Tuesday, January 29, 2013

My mom's surgery is today.

 All prayers are appreciated.

"There is no great loss without some small gain" - Caroline Ingles, Laura Ingles Wilder's mother.

The good thing about mom's surgery is my brother, his fiance, (from So Ca) and my uncle Jesse (from Kansas) have come to support her. So I expect to have a great time visiting during the surgery and over supper tonight:-)

Toddlers are so strange. This morning while nursing while asleep, Joshua evidently wanted to see how much trouble he could get into at the same time. Grabbing hair, tugging on clothes, squirming, etc. Made it hard to doze.

Hubby was late home due to an accident on the road. I pray for his safety regularly. Thankfully he has never been involved in anything major, but other people's accidents always re-energize my prayers.

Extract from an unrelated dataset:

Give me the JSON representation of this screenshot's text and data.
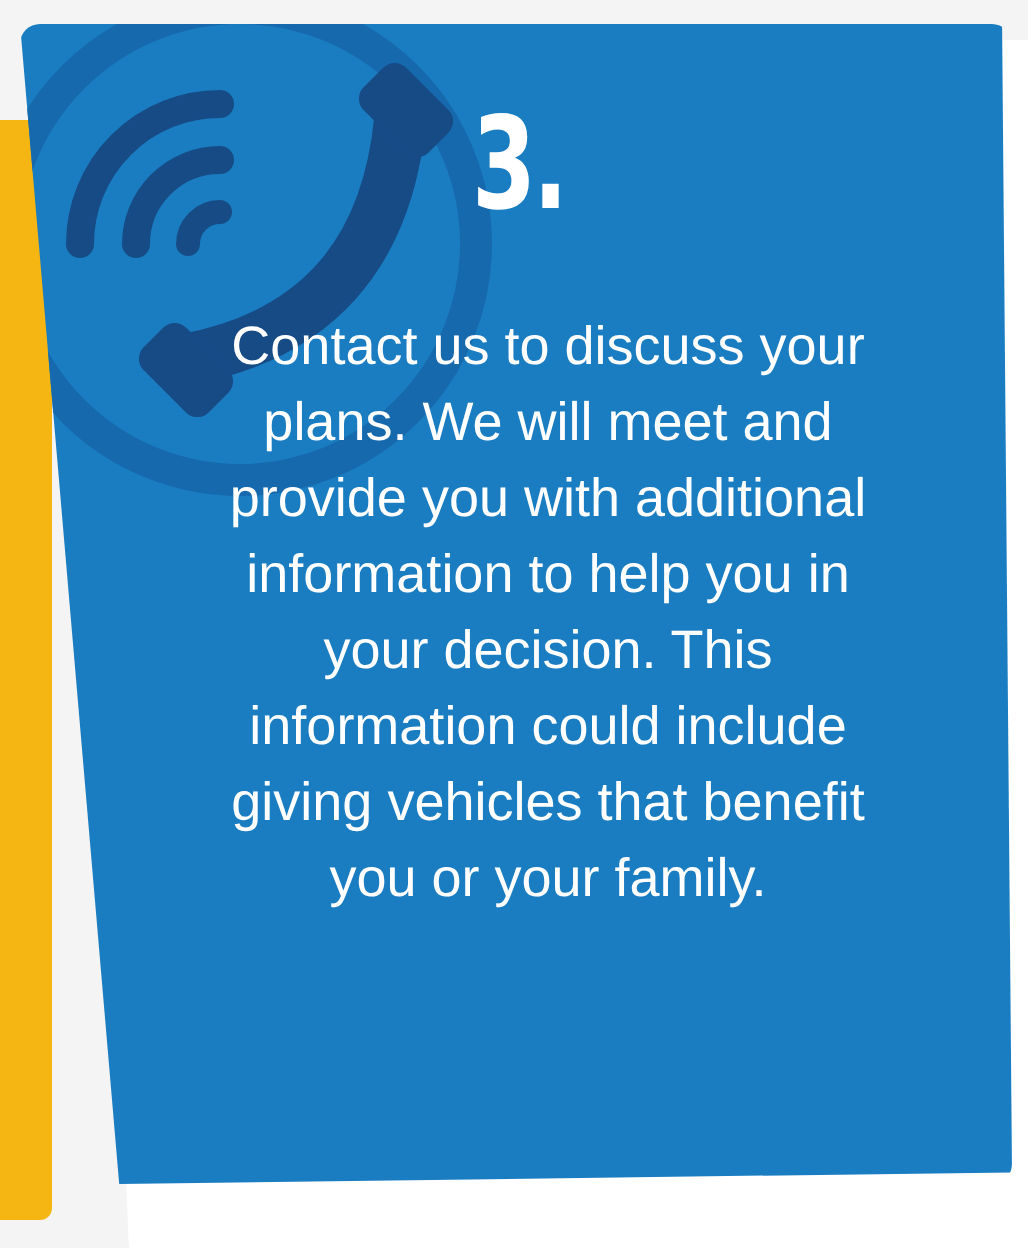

Kids are cranky this AM. Sigh.

I have always believed in the incredible importance of HomeMakers. There is NO more important job in the world.

This doesn't mean I'm good at it.

I was not one of those girls born with a feather duster in one hand and a spatula in the other, (though a couple of my daughters were, strange creatures that they are). No, I was born with a horse bridle in one hand and a mucking fork in the other. I would find it much more fun to be out wrestling a steer in the mud than baking a cake.

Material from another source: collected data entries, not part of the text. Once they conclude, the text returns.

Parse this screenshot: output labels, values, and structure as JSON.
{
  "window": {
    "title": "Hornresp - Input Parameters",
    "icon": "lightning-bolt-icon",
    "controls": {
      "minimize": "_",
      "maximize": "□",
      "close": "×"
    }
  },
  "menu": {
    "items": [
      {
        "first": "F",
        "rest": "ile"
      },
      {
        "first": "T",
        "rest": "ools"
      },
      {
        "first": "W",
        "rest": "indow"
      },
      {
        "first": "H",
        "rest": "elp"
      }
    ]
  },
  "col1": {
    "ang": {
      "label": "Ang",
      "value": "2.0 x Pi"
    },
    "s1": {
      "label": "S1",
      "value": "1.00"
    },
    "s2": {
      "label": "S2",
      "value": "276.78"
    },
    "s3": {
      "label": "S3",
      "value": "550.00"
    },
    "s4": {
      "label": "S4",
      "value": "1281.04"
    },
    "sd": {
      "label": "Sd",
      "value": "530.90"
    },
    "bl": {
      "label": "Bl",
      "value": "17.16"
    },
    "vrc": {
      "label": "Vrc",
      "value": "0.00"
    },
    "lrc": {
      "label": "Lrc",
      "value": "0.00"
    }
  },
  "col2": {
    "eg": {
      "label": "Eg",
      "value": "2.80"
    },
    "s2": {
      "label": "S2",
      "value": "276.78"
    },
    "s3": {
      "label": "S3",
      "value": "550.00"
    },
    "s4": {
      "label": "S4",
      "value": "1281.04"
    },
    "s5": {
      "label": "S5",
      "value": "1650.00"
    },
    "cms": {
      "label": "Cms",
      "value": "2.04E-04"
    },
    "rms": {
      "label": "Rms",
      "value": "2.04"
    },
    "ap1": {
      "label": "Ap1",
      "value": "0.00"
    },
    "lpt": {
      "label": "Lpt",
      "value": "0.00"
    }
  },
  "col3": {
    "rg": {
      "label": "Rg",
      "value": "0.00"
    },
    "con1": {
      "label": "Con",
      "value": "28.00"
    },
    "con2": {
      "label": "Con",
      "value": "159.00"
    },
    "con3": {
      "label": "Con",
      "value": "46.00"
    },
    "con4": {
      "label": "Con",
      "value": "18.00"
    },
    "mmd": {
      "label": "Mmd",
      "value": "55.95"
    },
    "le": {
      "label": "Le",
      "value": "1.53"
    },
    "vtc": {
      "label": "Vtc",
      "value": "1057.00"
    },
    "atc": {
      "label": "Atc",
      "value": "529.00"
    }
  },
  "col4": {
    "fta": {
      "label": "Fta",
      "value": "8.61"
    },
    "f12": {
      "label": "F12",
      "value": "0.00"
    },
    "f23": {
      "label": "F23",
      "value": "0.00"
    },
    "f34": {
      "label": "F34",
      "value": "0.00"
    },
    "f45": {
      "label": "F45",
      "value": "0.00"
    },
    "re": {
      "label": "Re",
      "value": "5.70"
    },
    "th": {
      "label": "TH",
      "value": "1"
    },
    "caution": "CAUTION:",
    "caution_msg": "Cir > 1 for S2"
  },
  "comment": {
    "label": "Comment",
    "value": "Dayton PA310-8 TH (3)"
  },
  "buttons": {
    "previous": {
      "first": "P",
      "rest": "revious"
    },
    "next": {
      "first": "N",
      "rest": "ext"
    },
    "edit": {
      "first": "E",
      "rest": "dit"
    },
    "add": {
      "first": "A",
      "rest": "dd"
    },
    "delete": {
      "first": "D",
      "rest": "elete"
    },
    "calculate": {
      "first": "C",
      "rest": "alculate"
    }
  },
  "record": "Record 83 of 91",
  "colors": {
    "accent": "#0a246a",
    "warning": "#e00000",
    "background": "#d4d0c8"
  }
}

But my job as Mom and HomeMaker is so important it is worth learning to do and even enjoy.

I am doing better all the time, but I still have a long way to go, unfortunately.

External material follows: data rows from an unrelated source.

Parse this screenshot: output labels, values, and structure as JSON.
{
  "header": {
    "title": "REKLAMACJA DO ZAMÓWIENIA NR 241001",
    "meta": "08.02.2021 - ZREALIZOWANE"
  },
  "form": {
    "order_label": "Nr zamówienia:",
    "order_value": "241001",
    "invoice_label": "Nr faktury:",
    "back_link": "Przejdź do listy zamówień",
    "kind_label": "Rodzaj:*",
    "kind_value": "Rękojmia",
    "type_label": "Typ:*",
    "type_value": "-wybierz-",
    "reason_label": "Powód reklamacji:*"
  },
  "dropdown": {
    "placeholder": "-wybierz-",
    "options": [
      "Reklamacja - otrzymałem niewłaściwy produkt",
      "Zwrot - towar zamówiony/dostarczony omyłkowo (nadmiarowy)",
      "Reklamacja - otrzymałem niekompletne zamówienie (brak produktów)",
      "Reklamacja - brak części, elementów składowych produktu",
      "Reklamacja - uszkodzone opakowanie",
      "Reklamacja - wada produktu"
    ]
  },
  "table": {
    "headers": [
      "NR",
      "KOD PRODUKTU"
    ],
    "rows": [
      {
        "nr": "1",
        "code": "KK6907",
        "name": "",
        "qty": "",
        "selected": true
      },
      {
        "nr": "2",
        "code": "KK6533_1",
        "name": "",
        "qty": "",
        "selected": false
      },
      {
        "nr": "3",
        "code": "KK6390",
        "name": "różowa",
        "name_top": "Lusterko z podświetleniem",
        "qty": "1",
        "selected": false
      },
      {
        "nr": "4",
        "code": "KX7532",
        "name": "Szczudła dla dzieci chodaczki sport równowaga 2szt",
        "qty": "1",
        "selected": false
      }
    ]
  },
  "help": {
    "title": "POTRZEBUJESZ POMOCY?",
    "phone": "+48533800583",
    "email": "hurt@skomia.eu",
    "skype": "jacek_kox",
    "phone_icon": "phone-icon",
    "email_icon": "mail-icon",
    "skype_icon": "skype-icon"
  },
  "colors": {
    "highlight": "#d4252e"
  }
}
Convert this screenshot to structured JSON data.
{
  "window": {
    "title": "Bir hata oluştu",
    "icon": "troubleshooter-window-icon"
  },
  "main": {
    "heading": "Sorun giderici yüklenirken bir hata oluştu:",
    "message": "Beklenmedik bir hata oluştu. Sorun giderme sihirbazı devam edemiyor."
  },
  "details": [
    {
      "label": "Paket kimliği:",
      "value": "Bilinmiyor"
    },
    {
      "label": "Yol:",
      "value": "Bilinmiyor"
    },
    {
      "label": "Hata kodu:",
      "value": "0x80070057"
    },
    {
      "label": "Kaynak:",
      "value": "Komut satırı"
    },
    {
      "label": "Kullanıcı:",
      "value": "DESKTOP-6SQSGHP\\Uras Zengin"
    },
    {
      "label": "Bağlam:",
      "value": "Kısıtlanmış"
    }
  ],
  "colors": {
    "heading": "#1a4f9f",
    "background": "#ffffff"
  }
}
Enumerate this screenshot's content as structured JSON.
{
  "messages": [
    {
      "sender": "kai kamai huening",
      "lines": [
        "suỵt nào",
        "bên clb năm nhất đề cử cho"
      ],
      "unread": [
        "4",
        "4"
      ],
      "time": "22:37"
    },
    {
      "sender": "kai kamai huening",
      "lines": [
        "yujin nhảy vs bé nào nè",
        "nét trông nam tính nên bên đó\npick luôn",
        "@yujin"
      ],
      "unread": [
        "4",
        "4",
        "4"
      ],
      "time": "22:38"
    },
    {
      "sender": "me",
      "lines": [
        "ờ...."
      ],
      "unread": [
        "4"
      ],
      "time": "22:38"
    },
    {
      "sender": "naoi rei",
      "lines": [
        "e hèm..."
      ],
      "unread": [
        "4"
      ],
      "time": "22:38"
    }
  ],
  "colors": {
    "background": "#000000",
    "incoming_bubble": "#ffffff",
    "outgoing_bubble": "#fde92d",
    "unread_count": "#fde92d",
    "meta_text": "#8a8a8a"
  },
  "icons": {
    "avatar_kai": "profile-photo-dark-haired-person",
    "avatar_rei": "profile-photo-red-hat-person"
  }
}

Our recent stay at my mom and dad's (due to a frozen pipe) did tell me it's not all my fault, though. Their house is twice the size of ours and only a few years old. This made all the difference in how hard it was to keep clean. Seems part of my sense of failure in my own home is because it's impossible to make old walls look new. Go figure.

(yeah, yeah, I know I could paint them. but they are old mobile home paneling/wall paper, so this would mean sanding, taping, mudding,  priming then painting, all of which takes money [minor annoyance] and time. I can't run a house in the midst of all that mess and it would take too long to accomplish this to survive without running the house. So it won't be done anytime soon)

Checking out a new grammar program: Analytical Grammar. Anyone know anything about it?

Ok, waste that goes out the door:
  • All foods feed something. Dog gets first choice, then they go to the chickens. Cuts the feed bills and adds entertainment value to the hen's diet.
  • All non-edible compostibles go to the garden (i.e. orange peels)
  • paper with no color dyes can also go to the garden. Does anyone know if the color dyes in newspapers is still toxic? Our local papers use color on every page. Blahhh.
  • I think we will use cardboard boxes to cover the paths between the garden beds this year.
  • Ideally, wood waste would be reused as shelves or animal pens then burned in the fireplace. We don't have a fireplace, so it just sits for now.
  • Metal can be recycled, but it often takes as many resources to recycle as it does to just mine new, so you're not "saving Mother Earth" (a rather pagan idea in the first place) but just reducing the cost of hauling to the dump.
  • Ditto the plastics.
  • Most plastic, all Styrofoam, and colored paper gets hauled to the dump. The more that is produced at home, the less of these there are.
We haul our own garbage off. It's cheaper, and more importantly, the stray dogs can't get into our trash truck like they did the trash can set out by the curb...

EVERY WEEK!

We also had a problem with our own dog dumping our cans EVERYDAY.

Tossing it all up in the pickup puts it out of his reach and keeps it away from the strays to boot. A run to the dump once a month takes care of it all and costs half what trash service cost. And going to the dump once a month takes less work than running the cans out to the road once a week. (though I delegate both to children now that I have two adult kids at home.)